Earlier this school year, a sixth-grader in the gifted-and-talented program at Bedford Middle School in Bedford, Virginia was suspended for one year after an assistant principal found something that looked like a marijuana leaf in his backpack.
The student, the 11-year-old son of two school teachers, had to enroll in the district’s alternative education program and be homeschooled. He was evaluated by a psychiatrist for substance abuse problems, and charged with marijuana possession in juvenile court. In the months since September, he’s become withdrawn, depressed, and he suffers from panic attacks. He is worried his life is over, according to his mother, and that he will never get into college.
The only problem? The “leaf” found in the student’s backpack wasn’t what authorities thought it was — it tested negative for marijuana three separate times.

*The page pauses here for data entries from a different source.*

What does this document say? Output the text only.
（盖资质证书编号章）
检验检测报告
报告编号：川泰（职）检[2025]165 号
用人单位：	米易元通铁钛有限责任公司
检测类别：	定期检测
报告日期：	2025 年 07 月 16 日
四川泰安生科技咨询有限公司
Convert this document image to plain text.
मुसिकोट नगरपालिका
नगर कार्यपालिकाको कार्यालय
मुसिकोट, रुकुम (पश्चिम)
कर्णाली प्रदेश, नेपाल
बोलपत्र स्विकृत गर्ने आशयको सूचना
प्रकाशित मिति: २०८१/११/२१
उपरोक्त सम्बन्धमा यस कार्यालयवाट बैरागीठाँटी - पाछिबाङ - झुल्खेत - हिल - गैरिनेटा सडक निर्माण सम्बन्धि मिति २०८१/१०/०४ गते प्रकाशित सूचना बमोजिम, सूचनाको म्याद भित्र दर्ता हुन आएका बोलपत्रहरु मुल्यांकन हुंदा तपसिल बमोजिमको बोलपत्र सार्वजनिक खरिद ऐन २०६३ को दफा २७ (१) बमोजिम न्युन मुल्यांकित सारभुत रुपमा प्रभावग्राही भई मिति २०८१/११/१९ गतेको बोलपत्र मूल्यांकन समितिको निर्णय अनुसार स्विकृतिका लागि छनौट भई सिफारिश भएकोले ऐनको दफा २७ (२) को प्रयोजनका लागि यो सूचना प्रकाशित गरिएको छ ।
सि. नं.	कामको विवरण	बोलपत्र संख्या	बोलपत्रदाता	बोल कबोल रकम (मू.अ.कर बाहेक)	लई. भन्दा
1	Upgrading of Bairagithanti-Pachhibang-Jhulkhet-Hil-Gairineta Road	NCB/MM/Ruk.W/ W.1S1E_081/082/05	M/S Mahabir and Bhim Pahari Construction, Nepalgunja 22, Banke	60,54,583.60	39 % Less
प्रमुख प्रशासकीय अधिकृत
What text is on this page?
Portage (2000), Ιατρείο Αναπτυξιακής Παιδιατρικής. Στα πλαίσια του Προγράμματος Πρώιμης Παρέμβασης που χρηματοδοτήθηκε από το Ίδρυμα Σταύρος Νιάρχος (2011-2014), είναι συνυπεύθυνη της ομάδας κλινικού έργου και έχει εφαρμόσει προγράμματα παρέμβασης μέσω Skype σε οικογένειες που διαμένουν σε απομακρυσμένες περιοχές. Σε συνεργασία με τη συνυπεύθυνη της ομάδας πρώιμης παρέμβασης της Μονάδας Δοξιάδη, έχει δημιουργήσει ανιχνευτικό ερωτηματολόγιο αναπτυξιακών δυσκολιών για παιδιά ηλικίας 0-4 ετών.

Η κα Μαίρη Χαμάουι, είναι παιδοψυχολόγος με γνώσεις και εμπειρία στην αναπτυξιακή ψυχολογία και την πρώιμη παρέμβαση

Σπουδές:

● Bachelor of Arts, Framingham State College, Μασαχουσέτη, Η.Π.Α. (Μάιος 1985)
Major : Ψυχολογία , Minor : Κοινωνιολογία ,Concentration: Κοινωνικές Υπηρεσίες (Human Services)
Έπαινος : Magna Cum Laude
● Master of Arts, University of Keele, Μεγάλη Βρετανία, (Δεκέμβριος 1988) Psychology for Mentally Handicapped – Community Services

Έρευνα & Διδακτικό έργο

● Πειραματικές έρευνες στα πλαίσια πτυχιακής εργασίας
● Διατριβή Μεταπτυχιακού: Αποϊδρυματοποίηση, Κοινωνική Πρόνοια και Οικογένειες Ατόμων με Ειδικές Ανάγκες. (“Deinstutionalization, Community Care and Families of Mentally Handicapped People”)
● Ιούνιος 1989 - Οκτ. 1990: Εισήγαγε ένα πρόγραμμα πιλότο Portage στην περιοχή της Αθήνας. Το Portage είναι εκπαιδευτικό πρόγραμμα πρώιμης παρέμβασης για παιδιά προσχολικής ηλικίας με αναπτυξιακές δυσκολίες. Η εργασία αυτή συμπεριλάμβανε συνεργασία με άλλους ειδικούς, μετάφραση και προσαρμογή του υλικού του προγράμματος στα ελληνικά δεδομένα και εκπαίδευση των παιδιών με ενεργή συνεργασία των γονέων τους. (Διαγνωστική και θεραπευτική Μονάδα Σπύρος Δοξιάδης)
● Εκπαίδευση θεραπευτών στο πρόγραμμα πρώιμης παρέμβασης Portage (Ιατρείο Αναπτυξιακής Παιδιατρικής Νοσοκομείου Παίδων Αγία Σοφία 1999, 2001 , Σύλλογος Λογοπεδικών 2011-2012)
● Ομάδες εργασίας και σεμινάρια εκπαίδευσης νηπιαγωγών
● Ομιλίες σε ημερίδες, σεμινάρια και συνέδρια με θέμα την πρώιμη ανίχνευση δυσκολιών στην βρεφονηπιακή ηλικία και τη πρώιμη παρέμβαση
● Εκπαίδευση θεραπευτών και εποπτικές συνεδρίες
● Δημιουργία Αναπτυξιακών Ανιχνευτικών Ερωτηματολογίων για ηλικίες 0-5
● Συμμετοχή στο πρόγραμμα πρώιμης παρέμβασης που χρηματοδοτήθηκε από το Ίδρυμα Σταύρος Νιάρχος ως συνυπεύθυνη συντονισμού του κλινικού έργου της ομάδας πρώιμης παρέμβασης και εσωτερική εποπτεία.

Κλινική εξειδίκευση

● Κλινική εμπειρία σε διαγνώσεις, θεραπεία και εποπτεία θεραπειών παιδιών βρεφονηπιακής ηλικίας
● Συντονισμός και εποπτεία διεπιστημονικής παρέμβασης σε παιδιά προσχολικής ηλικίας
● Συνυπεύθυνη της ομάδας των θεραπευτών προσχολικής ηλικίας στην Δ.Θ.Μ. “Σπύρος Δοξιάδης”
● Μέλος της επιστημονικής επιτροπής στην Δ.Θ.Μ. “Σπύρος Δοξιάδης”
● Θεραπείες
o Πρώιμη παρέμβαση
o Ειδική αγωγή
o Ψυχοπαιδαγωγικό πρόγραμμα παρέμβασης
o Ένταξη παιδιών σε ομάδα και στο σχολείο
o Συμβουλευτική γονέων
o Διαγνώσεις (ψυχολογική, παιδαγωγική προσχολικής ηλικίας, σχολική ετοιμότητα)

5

All of this is laid out in detail by Dan Casey in a column in the Roanoke Times today. While the juvenile court dropped its case against the student after the tests turned up negative, the school system, in a community located midway between Roanoke and Lynchburg, has been far less forgiving. That’s because stringent anti-drug policies in school districts in Virginia and elsewhere consider “imitation” drugs to be identical to real ones for disciplinary purposes.
Depriving a student of an education for a year does have a long-lasting, harmful effect. It has better be done over something extremely important. Most codes of behavior within the state speak of placebos–look-alike pills. A leaf is not a pill.
Kids act silly about things that are forbidden. So do adults. I have continually joked that the Prince William County seal looks like it honors the marijuana plant even though I clearly know it does not.
So what if the kid said his maple leaf was “marijuana.” Where is the harm? I could even understand if the kid were hauled in and interrogated for an hour and his leaf sent off to some lab somewhere (maybe). I could understand if his parents were called. What I don’t understand is the kid being long-term suspended for a year after the leaf tested negative three different times.
The article in the Roanoke Times is has not been found. However, there is great coverage in some of the alternative newspapers. Inquistr.com covered the entire story as did several other periodicals.
What is the difference in Ahmed and “Johnny Maple Leaf” some might ask. The difference is the public safety as well as the degree of consequence. A real marijuana leaf doesn’t have the potential to detonate. Ahmed’s punishment lasted 3 days. Johnny’s lasted a year. Where is the outrage on behalf of Johnny Maple Leaf?
Disclosure: I have a similar tree in my yard.